I know that, I totally get that. I'm not talking about accepting straight people, I was talking about my (in your mind) wrong assumption that straight people attending pride was a good thing. I do not need to go on a pride march to be accepting of gay people. And because I am not a fan of crowds, I won't be going anyway. But I am just confused because I had really through that there was a general assumption it was a good thing for everyone to join in Pride.

"Please have a look at the list I posted above with an open mind and take a few moments to imagine what it would be like not to be part of the accepted and acceptable majority." OK, I did, and I agree it must be horrible.

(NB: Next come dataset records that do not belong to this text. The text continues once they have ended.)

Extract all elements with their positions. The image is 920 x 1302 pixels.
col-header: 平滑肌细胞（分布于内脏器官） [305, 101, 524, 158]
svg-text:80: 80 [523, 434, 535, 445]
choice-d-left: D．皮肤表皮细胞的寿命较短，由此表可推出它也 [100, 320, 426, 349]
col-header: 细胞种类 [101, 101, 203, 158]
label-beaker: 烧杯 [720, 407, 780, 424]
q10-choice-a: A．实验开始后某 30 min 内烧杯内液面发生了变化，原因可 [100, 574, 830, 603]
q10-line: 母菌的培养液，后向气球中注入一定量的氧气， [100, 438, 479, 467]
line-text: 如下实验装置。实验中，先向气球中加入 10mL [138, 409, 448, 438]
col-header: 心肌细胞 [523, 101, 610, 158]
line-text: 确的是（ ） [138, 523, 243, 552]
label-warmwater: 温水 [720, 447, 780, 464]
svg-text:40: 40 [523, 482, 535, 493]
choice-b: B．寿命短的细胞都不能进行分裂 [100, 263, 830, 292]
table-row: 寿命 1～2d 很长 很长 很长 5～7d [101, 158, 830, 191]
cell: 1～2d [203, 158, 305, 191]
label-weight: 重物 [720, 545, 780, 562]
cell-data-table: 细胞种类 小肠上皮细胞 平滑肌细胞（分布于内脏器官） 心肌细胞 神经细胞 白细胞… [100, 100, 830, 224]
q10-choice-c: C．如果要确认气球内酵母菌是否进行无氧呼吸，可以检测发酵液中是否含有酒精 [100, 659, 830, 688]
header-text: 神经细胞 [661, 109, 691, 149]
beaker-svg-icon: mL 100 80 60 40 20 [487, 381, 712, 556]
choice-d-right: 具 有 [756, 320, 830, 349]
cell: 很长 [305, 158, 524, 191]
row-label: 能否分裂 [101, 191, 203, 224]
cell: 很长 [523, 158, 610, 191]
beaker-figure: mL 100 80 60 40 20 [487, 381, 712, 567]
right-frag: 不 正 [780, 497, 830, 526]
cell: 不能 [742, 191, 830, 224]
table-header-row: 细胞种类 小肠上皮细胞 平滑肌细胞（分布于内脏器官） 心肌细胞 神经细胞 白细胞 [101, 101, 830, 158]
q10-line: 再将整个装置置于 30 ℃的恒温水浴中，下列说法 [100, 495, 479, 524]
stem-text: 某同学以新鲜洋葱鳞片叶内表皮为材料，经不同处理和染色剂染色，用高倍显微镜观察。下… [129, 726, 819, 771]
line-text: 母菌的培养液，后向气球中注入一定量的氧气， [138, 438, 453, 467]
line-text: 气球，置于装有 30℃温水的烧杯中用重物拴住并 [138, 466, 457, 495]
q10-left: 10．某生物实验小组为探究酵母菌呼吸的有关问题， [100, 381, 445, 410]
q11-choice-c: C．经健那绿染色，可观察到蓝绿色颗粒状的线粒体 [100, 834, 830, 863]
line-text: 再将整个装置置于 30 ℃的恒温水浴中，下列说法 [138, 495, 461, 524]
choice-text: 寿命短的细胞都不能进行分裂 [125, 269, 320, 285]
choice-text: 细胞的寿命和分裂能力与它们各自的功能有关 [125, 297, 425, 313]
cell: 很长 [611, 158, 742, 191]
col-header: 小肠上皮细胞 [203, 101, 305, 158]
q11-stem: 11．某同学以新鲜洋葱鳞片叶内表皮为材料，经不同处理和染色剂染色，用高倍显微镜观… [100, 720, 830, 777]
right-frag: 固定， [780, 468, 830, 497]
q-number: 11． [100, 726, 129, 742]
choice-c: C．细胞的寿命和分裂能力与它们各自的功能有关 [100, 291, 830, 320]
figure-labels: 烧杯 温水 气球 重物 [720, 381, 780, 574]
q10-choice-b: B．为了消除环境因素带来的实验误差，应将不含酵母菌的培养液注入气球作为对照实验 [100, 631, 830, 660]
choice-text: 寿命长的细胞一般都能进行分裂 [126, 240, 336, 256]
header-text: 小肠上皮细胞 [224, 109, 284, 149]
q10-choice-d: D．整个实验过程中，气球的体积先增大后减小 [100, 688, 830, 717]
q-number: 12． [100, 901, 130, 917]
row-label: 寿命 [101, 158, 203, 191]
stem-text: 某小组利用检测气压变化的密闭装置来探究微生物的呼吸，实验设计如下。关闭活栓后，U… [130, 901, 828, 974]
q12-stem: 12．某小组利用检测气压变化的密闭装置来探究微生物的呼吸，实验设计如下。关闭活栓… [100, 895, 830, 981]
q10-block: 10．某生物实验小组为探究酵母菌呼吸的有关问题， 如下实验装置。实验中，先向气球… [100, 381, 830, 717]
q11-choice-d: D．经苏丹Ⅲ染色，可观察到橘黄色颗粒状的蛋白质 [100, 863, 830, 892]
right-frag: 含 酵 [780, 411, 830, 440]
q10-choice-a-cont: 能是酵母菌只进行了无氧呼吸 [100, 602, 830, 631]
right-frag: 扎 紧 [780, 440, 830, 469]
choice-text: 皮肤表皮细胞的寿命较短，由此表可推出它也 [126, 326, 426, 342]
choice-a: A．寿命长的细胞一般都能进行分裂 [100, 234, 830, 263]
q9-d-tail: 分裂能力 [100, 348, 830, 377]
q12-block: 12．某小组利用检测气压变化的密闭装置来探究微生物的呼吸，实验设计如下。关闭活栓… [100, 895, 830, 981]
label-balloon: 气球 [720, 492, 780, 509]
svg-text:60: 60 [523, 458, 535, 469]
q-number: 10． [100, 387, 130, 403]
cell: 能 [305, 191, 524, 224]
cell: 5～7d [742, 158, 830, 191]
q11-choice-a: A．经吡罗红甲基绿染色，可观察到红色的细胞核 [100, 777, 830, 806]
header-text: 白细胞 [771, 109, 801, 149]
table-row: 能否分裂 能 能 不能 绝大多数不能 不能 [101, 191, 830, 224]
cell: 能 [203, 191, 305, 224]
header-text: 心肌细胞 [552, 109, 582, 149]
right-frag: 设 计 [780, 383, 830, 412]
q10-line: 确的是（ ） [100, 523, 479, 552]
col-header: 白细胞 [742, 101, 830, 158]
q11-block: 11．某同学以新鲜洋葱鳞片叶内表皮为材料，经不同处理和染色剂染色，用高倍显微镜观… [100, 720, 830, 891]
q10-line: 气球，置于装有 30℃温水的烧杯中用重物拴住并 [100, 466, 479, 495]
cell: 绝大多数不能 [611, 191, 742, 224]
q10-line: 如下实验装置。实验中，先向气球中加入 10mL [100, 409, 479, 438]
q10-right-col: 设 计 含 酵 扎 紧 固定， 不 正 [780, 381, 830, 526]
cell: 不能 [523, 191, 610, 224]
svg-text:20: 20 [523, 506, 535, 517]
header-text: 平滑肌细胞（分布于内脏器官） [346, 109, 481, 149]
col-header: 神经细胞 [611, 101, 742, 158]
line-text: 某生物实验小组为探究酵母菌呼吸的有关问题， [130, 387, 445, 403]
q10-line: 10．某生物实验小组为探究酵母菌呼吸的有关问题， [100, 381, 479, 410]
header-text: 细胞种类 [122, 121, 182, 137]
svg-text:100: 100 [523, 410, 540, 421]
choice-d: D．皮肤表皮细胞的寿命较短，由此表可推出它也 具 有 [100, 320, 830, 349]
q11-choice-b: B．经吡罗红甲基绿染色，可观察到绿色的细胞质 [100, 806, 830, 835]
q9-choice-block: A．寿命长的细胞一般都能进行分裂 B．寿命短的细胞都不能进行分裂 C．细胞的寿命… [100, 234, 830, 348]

And Yes, all true.

I think you may be confusing my motives, I don't want to muscle in on Pride in the slightest, I am just genuinely surprised, I had not heard this argument before.

I think the most profound thing to make me understand issues around being gay (as a straight person) is this film, which is excellent, but very scary.

]

"Imagine what it would be like to have one day when that was not the case and then to have that day eroded." If you feel as if this is your one day, I can totally understand how this would feel.

However, gay people I have not met and known have not talked about having only one day, they are trying for their baby in a lesbian couple, they are working in the church serving others, they are studying etc. They are more than one day. But I do get where you are coming from.

I feel it is a useful debate to have, and I now do not need to feel guilty for not supporting my local pride as at least one gay person would not want me there.

night night. Thanks

SilentlyScreamingAgain · 09/07/2017 03:29

@dustarr73, I'm not sure where you've got the idea that the entire LGBTQ* community didn't just invite you to celebrate Pride but actually demanded your attendance on pain of telling you that you 'didn't care' if you didn't show up but I know I didn't put my name to the summons you received.

You imagine you need to be included for the event to be inclusive, do you feel this way about all gatherings? Your life must be an exhausting social whirl. I worked at 4 Pride festivals one year and my liver is still not right, how do you manage with the Women of Colour events too or the trans ones? What about the disabled sisters, I hope they don't have to try and get by without you?

Oswin · 09/07/2017 03:43

Ugh its afraid again.
Afraid I pray your dh comes to his senses and sends this poor boy back where he belongs. With family who love him.
Your husbands vile and you stand by him. You will fuck this kid up and he will hate you both. Ah well as long as your good Christians eh?

MissionItsPossible · 09/07/2017 04:26

SilentlyScreamingAgain I think you're being harsh in your approach and putting a blanket ban on heterosexuals attending gay pride or watering down the figures until it's a number to your liking BUT at the same time I get it. I was at a pride event and kissed another man and a woman asked me to stop it because it was in front of her young daughter and it was making her feel uncomfortable. (It was a kiss not a full on x-rated snog). Before I got with my boyfriend and I was single there would be so many times I chatted up or flirted with a guy and he angrily told me he was straight and to fuck off. This was in gay clubs so they obviously felt it handy to drink and hang out in there but the idea of someone thinking they are gay was a reaction that made them angry. So I understand how you feel. But alienating and discriminating against straight (genuine) allies is not the way to go. These people will stand up for you in your time of need and their attending pride is a way of showing that solidarity.

Clandestino · 09/07/2017 04:32

I am not sure exactly what happens during this event and would hesitate to let a child of 14 go to an event which focuses on sexuality.

WTF do you think is going on, mass orgy? People march. It's fun. Even companies march, the likes of Google, IBM, Facebook etc. It's not about sexuality in terms of the act itself, it's about the LGBT community being able to enjoy the same rights in terms of legal partnership and being able to show their affection in public as heterosexual couples.